Oppenheim was elected to the board of trustees in the Village of Montebello in 2003. The grassroots local political party he founded, Preserve Montebello, took majority control of the board of trustees in 2005. In 2007 he was elected mayor of the village. He is the second mayor in the history of the village, which was incorporated in 1986.

Under the Mayor's leadership the village has become active and engaged in historic preservation, open-space acquisition, tree preservation, and has encouraged the use of renewable energy sources. The village was the first municipality in Rockland County to be recognized as a "Climate Smart Community" by the NYS DEC., as a "Tree City" by the Arbor Day Foundation and the USDA., and a Historic "Certified Local Government" by National Park Service and New York State.

He has led the village in the acquisition of a community center, the dedication of several parks, the installation of solar electric panels to serve municipal facilities, a review of the village's comprehensive plan, the renovation of Village Hall, and a reduction in the size of the budget.
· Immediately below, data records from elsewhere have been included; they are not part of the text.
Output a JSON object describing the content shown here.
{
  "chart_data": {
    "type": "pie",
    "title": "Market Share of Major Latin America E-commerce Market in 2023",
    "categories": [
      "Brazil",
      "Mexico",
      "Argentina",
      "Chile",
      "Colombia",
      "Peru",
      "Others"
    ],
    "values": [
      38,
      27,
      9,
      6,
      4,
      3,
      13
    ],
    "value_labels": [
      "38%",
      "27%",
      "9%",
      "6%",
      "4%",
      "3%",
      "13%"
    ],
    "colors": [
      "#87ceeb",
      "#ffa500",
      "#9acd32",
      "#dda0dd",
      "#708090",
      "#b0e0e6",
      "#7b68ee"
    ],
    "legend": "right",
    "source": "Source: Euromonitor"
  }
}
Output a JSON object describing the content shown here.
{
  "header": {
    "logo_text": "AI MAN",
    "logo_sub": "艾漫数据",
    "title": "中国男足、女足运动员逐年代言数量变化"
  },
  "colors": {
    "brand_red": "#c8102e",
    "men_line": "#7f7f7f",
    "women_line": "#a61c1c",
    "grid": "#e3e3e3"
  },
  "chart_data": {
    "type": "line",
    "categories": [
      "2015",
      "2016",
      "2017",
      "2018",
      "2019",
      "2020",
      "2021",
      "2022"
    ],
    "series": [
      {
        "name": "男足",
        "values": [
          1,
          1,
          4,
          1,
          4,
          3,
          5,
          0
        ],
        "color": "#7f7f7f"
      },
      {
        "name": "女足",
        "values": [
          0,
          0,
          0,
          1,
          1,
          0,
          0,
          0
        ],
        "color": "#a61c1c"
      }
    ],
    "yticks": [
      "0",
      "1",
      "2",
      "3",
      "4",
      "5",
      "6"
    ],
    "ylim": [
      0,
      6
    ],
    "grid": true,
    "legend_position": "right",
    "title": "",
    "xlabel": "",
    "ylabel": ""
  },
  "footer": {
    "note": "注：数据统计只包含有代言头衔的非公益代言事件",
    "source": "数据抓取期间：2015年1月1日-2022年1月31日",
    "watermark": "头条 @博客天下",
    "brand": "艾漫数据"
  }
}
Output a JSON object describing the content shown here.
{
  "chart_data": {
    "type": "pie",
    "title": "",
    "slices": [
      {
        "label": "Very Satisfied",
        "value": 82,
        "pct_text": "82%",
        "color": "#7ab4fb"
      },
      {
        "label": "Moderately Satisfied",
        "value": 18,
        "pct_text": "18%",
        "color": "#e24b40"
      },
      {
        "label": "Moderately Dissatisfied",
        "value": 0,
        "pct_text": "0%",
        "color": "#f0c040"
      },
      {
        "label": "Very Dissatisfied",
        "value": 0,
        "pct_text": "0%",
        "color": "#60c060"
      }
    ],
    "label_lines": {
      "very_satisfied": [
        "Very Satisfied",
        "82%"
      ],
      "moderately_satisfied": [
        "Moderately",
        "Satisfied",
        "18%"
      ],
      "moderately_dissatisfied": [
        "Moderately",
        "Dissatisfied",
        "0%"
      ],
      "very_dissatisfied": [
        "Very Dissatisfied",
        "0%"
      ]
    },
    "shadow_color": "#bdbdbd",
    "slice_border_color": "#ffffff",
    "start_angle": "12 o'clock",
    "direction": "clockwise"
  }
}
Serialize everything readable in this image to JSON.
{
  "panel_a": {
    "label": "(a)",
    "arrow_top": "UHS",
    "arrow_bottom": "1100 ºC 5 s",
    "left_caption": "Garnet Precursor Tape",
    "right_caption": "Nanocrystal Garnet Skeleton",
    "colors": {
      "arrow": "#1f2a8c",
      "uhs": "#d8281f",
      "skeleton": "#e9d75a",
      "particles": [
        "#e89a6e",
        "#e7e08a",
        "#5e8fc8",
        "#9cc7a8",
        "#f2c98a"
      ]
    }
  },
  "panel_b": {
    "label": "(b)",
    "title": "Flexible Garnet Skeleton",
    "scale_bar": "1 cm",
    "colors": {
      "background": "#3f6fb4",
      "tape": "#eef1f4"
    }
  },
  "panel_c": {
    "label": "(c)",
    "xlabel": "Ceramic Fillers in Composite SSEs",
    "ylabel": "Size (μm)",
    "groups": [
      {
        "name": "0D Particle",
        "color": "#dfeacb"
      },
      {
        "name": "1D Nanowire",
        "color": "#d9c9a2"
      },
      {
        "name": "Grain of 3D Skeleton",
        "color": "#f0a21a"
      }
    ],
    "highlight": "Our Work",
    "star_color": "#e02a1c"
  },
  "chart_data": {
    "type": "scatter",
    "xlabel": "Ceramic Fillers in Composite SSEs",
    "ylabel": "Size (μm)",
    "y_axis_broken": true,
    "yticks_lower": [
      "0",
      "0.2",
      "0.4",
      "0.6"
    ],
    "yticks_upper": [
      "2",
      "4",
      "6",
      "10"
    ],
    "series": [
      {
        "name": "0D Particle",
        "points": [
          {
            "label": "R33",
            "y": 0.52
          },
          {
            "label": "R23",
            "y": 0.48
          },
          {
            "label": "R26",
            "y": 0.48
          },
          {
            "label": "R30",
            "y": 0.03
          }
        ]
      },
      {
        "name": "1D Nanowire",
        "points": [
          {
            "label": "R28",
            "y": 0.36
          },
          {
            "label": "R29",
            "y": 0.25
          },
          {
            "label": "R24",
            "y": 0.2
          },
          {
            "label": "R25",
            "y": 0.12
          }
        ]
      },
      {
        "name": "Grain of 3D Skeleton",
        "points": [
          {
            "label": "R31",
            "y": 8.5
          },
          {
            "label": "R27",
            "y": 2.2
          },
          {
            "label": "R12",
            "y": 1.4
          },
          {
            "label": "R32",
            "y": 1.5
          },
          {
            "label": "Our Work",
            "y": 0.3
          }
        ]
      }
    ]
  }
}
He instituted a regular newsletter, broadcast of Board meetings on television, and open public comment at the beginning and end of every meeting. Oppenheim instituted the first of its kind traffic calming program which allows citizens to petition the Board for the installation of speed humps on public roads. In the first 4 years of this program, speed humps were installed on three streets. Taxes in the Village of Montebello, having the lowest rate of any village in the town of Ramapo, were not raised in either 2010, 2011 or 2013.

Oppenheim serves as the president of the Rockland County Board of Health. In this capacity, he lobbied the county legislature for a local law prohibiting cigarette smoking in cars when children are present. The law was unanimously passed by the legislature and signed into law by the county executive in 2007.

Oppenheim was a delegate to the Republican National Convention in 2012

In 2013 he was named "Businessman of the Year" by the Rockland County Republican Party.

==Philanthropic interest==

From 2004 to 2009, Oppenheim served on the board of trustees of Good Samaritan Hospital. During his tenure the hospital established an open heart surgical program.

Oppenheim serves on the board of trustees of the American Jewish Historical Society. He helped to secure and preserve the oldest Jewish Tallit in America.